GWENT and Wales' supreme sportsman, Joe Calzaghe, faces the toughest challenge to his record eight-year reign as the world's supreme super-middleweight boxer at the MEN Arena, Manchester, in the early hours of Sunday morning.

The WBO champion, winner of all 40 professional fights, meets American IBF champion Jeff Lacy, winner of all his 21 pro contests, in a rare unification bout featuring unbeaten fighters.

Frank Warren believes it could be the best fight he has staged in 25 years as a promoter - and he has staged many great ones.

And the boxing world is almost totally split over who will win, the Welsh ace with a wide range of skills and 17 successful defences behind him, but who is 34 later this month, or the 28-year-old from Florida who relies on pressure, strength and punching power.

Former world super-middleweight champion Nigel Benn goes for Calzaghe and this week paid him the supreme compliment of saying he'd have defeated himself and other former champions Chris Eubank and Steve Collins had he been around at the same time.
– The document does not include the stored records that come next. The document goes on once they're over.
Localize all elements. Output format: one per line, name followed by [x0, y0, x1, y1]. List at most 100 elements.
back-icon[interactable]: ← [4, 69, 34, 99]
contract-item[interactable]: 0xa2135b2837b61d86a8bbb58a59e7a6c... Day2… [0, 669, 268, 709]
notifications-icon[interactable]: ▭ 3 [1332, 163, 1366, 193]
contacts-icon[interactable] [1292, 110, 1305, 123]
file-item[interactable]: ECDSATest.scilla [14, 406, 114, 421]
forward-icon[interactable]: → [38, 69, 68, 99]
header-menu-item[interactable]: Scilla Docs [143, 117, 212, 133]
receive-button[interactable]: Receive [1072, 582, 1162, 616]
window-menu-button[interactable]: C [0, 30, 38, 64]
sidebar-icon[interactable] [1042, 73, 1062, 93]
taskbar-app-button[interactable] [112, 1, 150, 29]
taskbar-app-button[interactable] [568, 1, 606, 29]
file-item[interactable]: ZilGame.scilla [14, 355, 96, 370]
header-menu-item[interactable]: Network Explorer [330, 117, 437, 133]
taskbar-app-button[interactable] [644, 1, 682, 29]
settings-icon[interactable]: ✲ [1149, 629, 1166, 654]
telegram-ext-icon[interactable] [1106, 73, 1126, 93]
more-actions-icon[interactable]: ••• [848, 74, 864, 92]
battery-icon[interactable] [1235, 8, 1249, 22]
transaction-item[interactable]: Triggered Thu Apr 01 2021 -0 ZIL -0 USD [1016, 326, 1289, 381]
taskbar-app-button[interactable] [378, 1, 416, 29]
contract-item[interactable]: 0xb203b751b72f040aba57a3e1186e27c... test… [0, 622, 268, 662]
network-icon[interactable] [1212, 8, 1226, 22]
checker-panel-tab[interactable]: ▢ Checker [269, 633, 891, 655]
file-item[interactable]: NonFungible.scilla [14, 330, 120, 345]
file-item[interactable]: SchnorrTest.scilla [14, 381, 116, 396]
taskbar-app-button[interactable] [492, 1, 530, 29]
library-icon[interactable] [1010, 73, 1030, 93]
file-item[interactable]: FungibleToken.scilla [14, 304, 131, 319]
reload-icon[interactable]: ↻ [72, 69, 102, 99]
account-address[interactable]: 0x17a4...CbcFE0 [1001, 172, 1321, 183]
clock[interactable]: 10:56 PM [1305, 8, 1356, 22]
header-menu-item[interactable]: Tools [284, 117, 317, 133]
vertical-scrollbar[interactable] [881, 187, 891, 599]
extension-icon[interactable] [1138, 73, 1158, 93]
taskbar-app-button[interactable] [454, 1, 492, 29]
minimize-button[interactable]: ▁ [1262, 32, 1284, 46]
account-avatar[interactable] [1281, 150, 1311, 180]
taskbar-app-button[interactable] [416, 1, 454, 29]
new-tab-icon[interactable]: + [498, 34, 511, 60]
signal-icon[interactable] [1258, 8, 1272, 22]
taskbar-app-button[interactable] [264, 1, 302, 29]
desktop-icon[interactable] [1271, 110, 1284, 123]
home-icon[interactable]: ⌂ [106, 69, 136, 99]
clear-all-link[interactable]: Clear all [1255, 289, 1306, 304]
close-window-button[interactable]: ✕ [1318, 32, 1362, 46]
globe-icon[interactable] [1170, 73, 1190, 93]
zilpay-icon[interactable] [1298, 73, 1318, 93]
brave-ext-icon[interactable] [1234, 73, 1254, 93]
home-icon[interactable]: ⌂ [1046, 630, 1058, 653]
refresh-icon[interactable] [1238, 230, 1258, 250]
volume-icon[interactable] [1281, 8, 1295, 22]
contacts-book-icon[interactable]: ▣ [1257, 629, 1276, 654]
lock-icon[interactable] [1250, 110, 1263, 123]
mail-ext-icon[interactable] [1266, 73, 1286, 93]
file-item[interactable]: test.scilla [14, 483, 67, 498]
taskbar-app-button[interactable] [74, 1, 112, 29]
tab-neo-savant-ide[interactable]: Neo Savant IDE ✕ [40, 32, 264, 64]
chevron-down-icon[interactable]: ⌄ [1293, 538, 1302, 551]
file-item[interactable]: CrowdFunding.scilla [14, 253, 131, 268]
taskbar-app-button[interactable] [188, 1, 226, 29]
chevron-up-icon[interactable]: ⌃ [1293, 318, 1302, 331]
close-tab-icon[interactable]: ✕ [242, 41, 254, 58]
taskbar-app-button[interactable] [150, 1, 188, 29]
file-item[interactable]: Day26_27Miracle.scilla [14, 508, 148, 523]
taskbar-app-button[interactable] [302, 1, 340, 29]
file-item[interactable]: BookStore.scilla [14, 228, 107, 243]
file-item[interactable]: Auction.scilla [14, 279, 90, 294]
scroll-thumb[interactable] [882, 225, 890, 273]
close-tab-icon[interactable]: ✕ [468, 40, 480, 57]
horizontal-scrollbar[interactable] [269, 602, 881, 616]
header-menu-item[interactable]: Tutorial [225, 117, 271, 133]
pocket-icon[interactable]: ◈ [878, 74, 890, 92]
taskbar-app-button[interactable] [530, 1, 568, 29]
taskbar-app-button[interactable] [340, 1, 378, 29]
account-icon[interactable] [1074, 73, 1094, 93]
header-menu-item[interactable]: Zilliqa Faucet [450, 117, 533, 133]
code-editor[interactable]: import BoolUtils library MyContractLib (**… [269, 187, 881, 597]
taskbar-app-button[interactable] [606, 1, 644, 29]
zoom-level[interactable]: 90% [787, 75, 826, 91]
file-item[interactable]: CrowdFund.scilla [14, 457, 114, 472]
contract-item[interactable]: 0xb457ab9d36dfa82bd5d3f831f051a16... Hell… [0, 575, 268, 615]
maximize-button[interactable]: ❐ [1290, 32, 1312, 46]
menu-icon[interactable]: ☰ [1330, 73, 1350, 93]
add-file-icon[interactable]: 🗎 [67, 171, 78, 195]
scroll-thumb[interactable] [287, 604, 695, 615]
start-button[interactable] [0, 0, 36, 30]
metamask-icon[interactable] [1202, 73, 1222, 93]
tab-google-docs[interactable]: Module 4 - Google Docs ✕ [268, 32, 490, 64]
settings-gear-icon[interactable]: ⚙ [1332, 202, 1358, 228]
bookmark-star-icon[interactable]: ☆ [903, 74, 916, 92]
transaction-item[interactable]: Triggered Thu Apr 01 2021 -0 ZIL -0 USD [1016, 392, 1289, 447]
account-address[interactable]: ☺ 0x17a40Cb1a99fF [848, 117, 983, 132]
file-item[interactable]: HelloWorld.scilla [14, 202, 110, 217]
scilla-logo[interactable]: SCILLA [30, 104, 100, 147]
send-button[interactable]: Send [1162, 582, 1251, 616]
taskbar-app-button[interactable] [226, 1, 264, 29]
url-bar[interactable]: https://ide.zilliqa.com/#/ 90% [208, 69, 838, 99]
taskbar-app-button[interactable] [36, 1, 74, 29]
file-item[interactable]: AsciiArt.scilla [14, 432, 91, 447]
Robin Reid, one of only two men who have fought and lost to both Calzaghe and Lacy, believes Lacy's power will win the day.

But Reid's trainer, Brian Hughes, believes Calzaghe will have too much skill for a rival still regarded as raw and limited by many.

That Lacy can punch there is no doubt. Seventeen of his opponents have been KO'd or stopped and he floored Reid, who had never been put down before, four times on the way to a seven-round stoppage last August.

Calzaghe beat a younger and more mobile Reid only on a split decision in 1999, but did so despite wrist and elbow injuries.

Omar Sheika, the only other boxer to have fought both, took Lacy to a close points decision in 2004, but was demolished in five rounds by Calzaghe in 2000. So the evidence is inconclusive.

Last time out Lacy, dangerous with both hands despite his nickname 'Left Hook', destroyed Scott Pemberton in two rounds, but Pemberton was 38, had been inactive and has since lost again just as spectacularly.

Calzaghe defeated the unrated Evans Ashira on points last time, but suffered a broken right hand in the fourth which caused the original scheduled November showdown with Lacy to be postponed.

Before that he had put up one of his best displays to destroy mandatory number one challenger Mario Veit in his German homeland in six rounds, having stopped him in one years earlier.

The Calzaghe doubters believe that this 'defining' fight, his last as a super-middleweight win or lose, has come too late.

They point to his age, that he has been put down in two of his last four fights, by American Byron Mitchell and Egyptian Kabary Salem, his tendency to get injured and his well-recorded struggles to make the weight.

If he is injured against Lacy, he certainly won't be let off the hook as he was against Ashira.

But he got up off the canvas to demolish Mitchell, never stopped before, with a barrage of punches in the same round two and also defeated Salem, though admitting it had been possibly his worst fight.

In the past, Calzaghe has usually reserved his best performances for the best opponents, among them several former world champions.

Lacy promoter Gary Shaw claims his man is a 'mini' Iron Mike Tyson and will be the biggest drawer in any division by the end of this year.

That is certainly over hype, but the Floridian obviously doesn't lack confidence, emphasised by the fact that he has been prepared to come to England for this fight.

But he lacks speed, is more of a slugger than a crisp puncher, and often winds up his punches in a way that leaves himself open.

Calzaghe has the skill, hand-speed and fleetness of foot to counter while also possessing sufficient punching power to put doubt in Lacy's mind (don't forget, he has stopped 31 of his opponents).

It may or may not be the classic encounter Warren and others predict for if Calzaghe does get drawn into a crowd-pleasing, toe-to-toe slugfest he will probably lose.

But if he keeps his cool, boxes behind his excellent southpaw jab and uses his hand-speed to frustrate an opponent who always moves forward, which Calzaghe prefers, I favour a points win and the world titles returning to Wales.

l On the undercard Swansea's big-punching WBU world cruiserweight champion Enzo Maccarinelli defends against another big-hitter British and Commonwealth champion Mark Hobson.

Maccarinelli had been due to meet WBO champion Johnny Nelson in another unification fight, but Nelson has been told by a surgeon his career is over after severing knee tendons.

Hobson, who hasn't fought for 15 months, is similar to Maccarinelli in many ways, both also having good jabs and both also capable of being floored.

It may come down to who can land the big punch first but another Welsh success is most likely.